You can see all the fuse settings here:

Setting the fuses is normally a one-time activity unless there is a serious change like moving from an external crystal to the internal oscillator or something similar. Usually, the fuses are set before the first sketch is uploaded.

Do you understand how the processor works? If the data being used is contained in the instruction, then the operation can occur as the instruction is executed. BUT is the data referenced must be fetched from memory before the instruction can be executed, that requires at least one more cycle.

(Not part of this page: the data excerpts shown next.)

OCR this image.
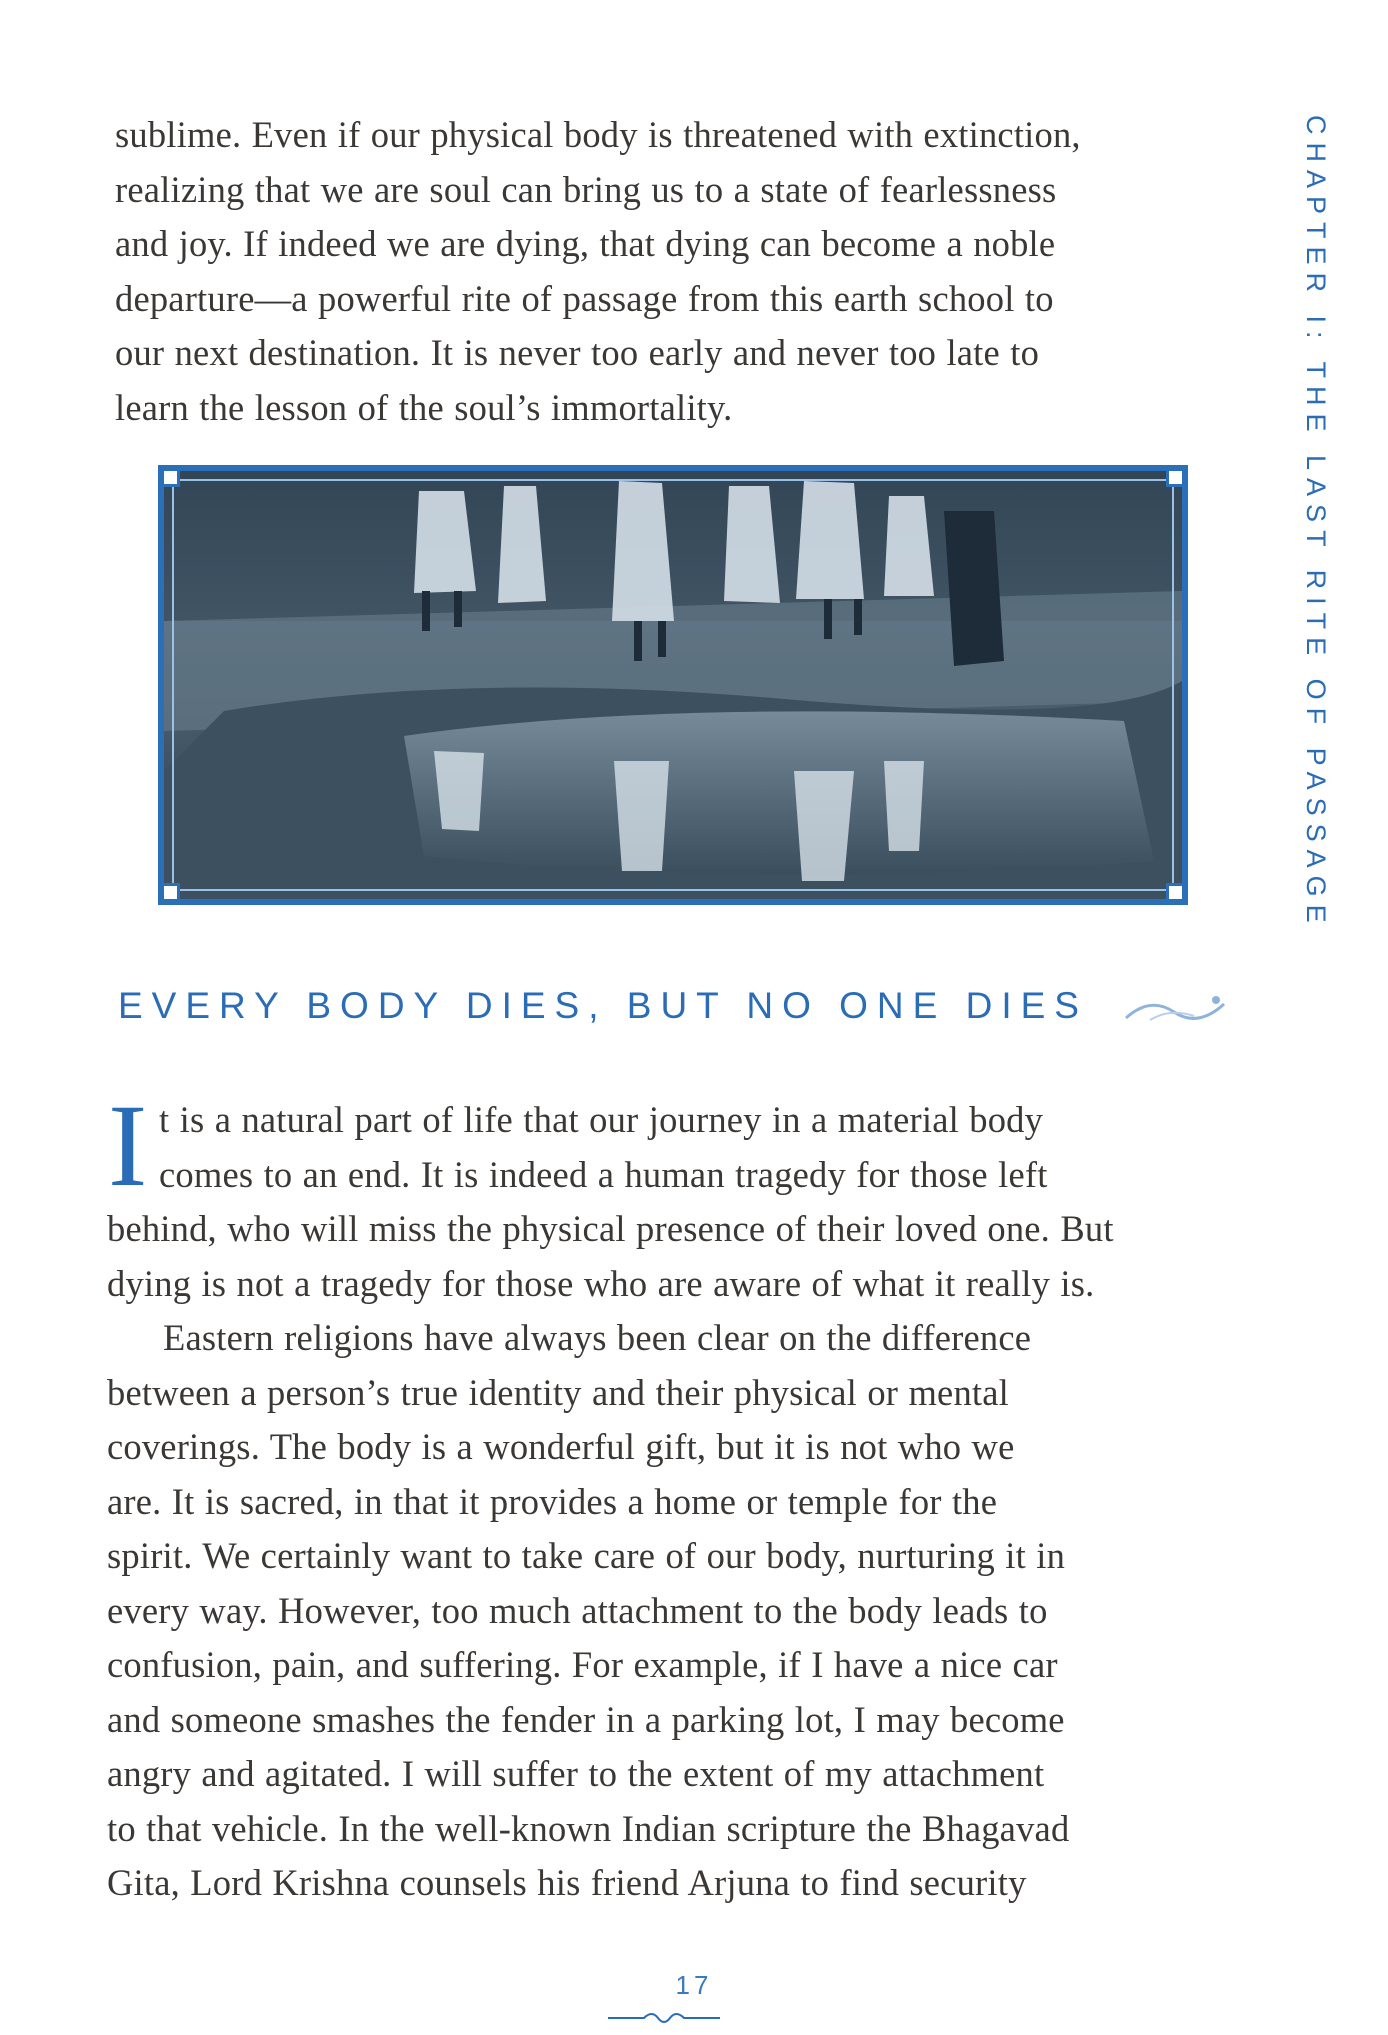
sublime. Even if our physical body is threatened with extinction,
realizing that we are soul can bring us to a state of fearlessness
and joy. If indeed we are dying, that dying can become a noble
departure—a powerful rite of passage from this earth school to
our next destination. It is never too early and never too late to
learn the lesson of the soul’s immortality.
EVERY BODY DIES, BUT NO ONE DIES
I t is a natural part of life that our journey in a material body
comes to an end. It is indeed a human tragedy for those left
behind, who will miss the physical presence of their loved one. But
dying is not a tragedy for those who are aware of what it really is.
Eastern religions have always been clear on the difference
between a person’s true identity and their physical or mental
coverings. The body is a wonderful gift, but it is not who we
are. It is sacred, in that it provides a home or temple for the
spirit. We certainly want to take care of our body, nurturing it in
every way. However, too much attachment to the body leads to
confusion, pain, and suffering. For example, if I have a nice car
and someone smashes the fender in a parking lot, I may become
angry and agitated. I will suffer to the extent of my attachment
to that vehicle. In the well-known Indian scripture the Bhagavad
Gita, Lord Krishna counsels his friend Arjuna to find security
CHAPTER I: THE LAST RITE OF PASSAGE
17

If the data is referenced indirectly, as being indexed, then two or more cycles are needed.

Nope i cannot say i have a deep understanding on how a processor actually works : all 4 instruction below seemed to me to “hold” their data in the instruction (the address for port B, and either the bit to change or the register to write from) : this induced me into thinking that they could have the same “latency”.

My intuition was wrong, so … every day you learn !

  bitSet(PORTB, PB1);
 1de:	c1 9a       	sbi	0x18, 1	; 24 --> 2 cycles
  bitClear(PORTB, PB1);
 1e0:	c1 98       	cbi	0x18, 1	; 24 --> 2 cycles
  PORTB = B00000010;
 1e2:	c8 bb       	out	0x18, r28	; 24 --> 1 cycle
  PORTB = B00000000;
 1e4:	18 ba       	out	0x18, r1	; 24 --> 1 cycle

Your detailed explanation makes very much sense. So thank you for the time to took to clear this up :+1: And this afternoon i did the contrary : i changed the fuse after uploading the sketch, as i wanted to see if it would resolve in real-time.

It seemed to do, but i could not guess if it was due to an “automatic reset” after programming (from avr dude or automatic MCU reset) or from a real-time modification of the “runtime setting” of the clock prescaler :face_with_raised_eyebrow:

PS: I have duly noted that Minicore exists. It’s on a Post-it for next week-end !

That register value must be fetched before the operation can be done.